True, "global change" awareness is urgently necessary for global challenges threatening our lives are out there and it is realistic to tackle it. Combating climate change and addressing global health issues require urgent and coordinated attention. In this sense, "a community with a shared future," that opposes the substitution of one civilization for another deserves more attention by the international community.

GT: You mentioned in a recent interview that treating China as an "institutional rival" does not meet the needs of Europe. Why do you say that? What do you think of the actions of some Western politicians to create confrontation between groups based on ideology?

Some, if not many, of our Western politicians are sometimes ill prepared to confront the realities of our current times both in domestic and international politics. In this sense, often one has an idea that they are not better than the average citizen, and they should be.

For Western politicians who might believe in "institutional rivals" I would recommend reviewing China's peaceful rise concept, first made public by Chinese intellectual Zheng Bijian at the Boao Forum in 2003. 

Zheng explained in subsequent articles that, "China will not follow the path of Germany leading up to World War I or those of Germany and Japan leading up to World War II, when these countries violently plundered resources and pursued hegemony. Neither will China follow the path of the great powers vying for global domination during the Cold War. Instead, China will transcend ideological differences." As far as we review the last decades, the last decade, the last year, I still do not see China creating confrontation between groups based on ideology.

GT: I noticed that on your website there are some international programs that you have participated in. There is one called "Support of the Young Refugee Centre in Munich: reception of refugees from Eurasia, including Afghanistan." How many Afghanistan refugees were taken care of? What do you think of the refugee crisis now?

The Young Refugee Centre in Munich was part of a net of several refugee centers in several German cities and villages organized in 2015 and 2016 to receive mostly more than 1 million refugees of the Syrian war, but subsequently also refugees from Iraq, Afghanistan, Somalia, and various African countries. 

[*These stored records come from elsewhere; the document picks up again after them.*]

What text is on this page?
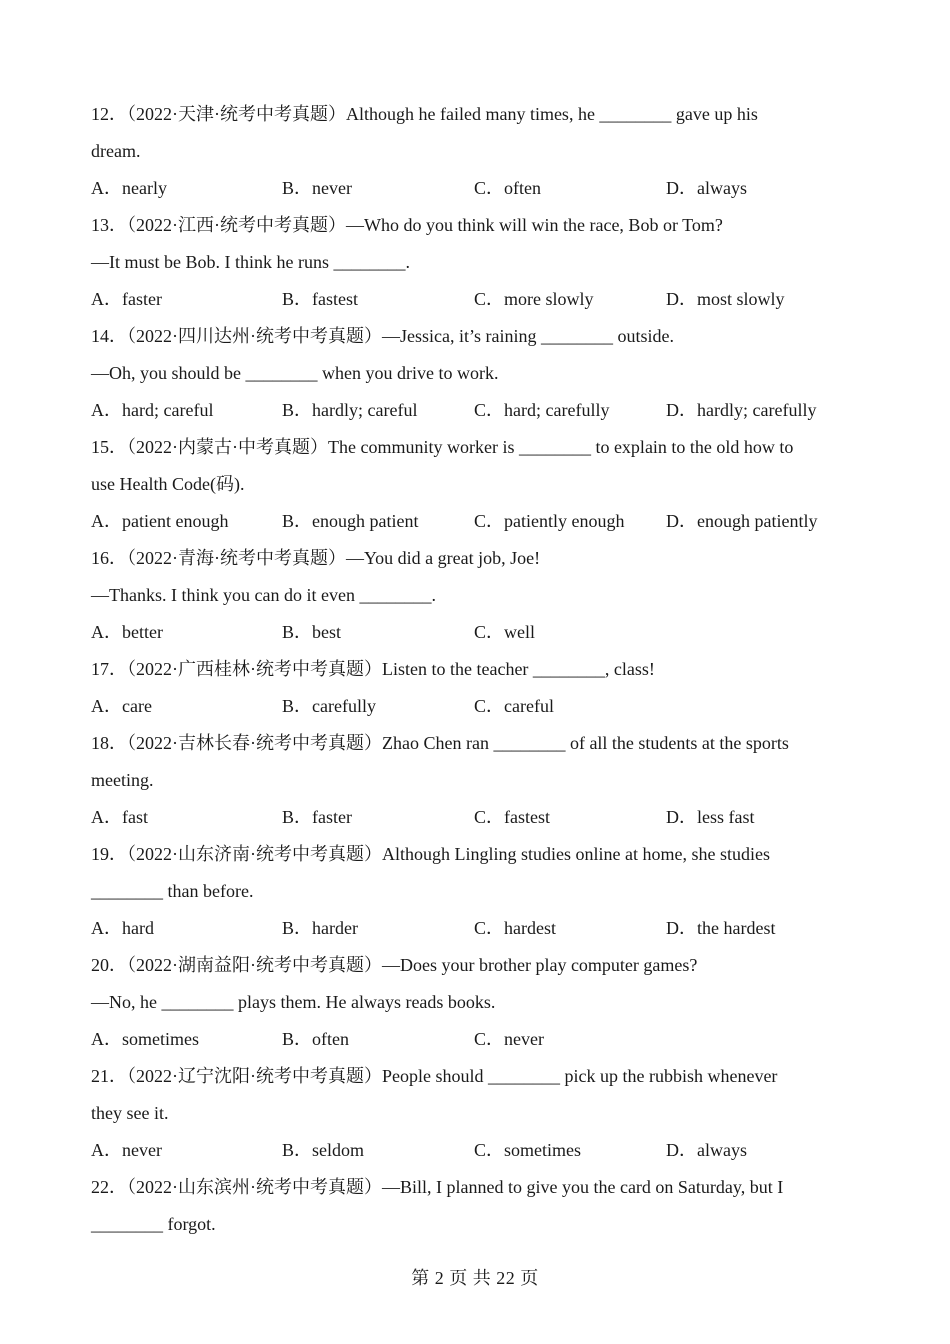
12．（2022·天津·统考中考真题）Although he failed many times, he ________ gave up his
dream.
A．nearly	B．never	C．often	D．always
13．（2022·江西·统考中考真题）—Who do you think will win the race, Bob or Tom?
—It must be Bob. I think he runs ________.
A．faster	B．fastest	C．more slowly	D．most slowly
14．（2022·四川达州·统考中考真题）—Jessica, it’s raining ________ outside.
—Oh, you should be ________ when you drive to work.
A．hard; careful	B．hardly; careful	C．hard; carefully	D．hardly; carefully
15．（2022·内蒙古·中考真题）The community worker is ________ to explain to the old how to
use Health Code(码).
A．patient enough	B．enough patient	C．patiently enough D．enough patiently
16．（2022·青海·统考中考真题）—You did a great job, Joe!
—Thanks. I think you can do it even ________.
A．better	B．best	C．well
17．（2022·广西桂林·统考中考真题）Listen to the teacher ________, class!
A．care	B．carefully	C．careful
18．（2022·吉林长春·统考中考真题）Zhao Chen ran ________ of all the students at the sports
meeting.
A．fast	B．faster	C．fastest	D．less fast
19．（2022·山东济南·统考中考真题）Although Lingling studies online at home, she studies
________ than before.
A．hard	B．harder	C．hardest	D．the hardest
20．（2022·湖南益阳·统考中考真题）—Does your brother play computer games?
—No, he ________ plays them. He always reads books.
A．sometimes	B．often	C．never
21．（2022·辽宁沈阳·统考中考真题）People should ________ pick up the rubbish whenever
they see it.
A．never	B．seldom	C．sometimes	D．always
22．（2022·山东滨州·统考中考真题）—Bill, I planned to give you the card on Saturday, but I
________ forgot.
第 2 页 共 22 页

As part of a German, European and multinational effort, in 2016 I had the privilege to collaborate in that effort while observing the evolving situation for several months. It was an unforgettable experience.

There were youngsters aged 18 and younger. Older people also came. They endured all kinds of imaginable and unimaginable hardship to reach Europe. Depending on the origin it took them several weeks, months, a year or longer to reach Europe. It was big operation quite revealing to me of the scale and dramas evolving near and in more distant latitudes. It also gave me a sense of the challenges lying ahead for human crisis and migrations are not over.

Now the refugee crisis potentially mounting as consequence of the abrupt end of the Kabul regime might turn out to be different. This time, Europe will try supporting strong direct humanitarian efforts in Afghanistan as well as in neighboring Central Asian countries. Open dialogue, support and development are essential. In this sense I see China's potential role of utmost importance. The EU, China, United Nations (and the other powers) have a historic opportunity to work together under unique circumstances.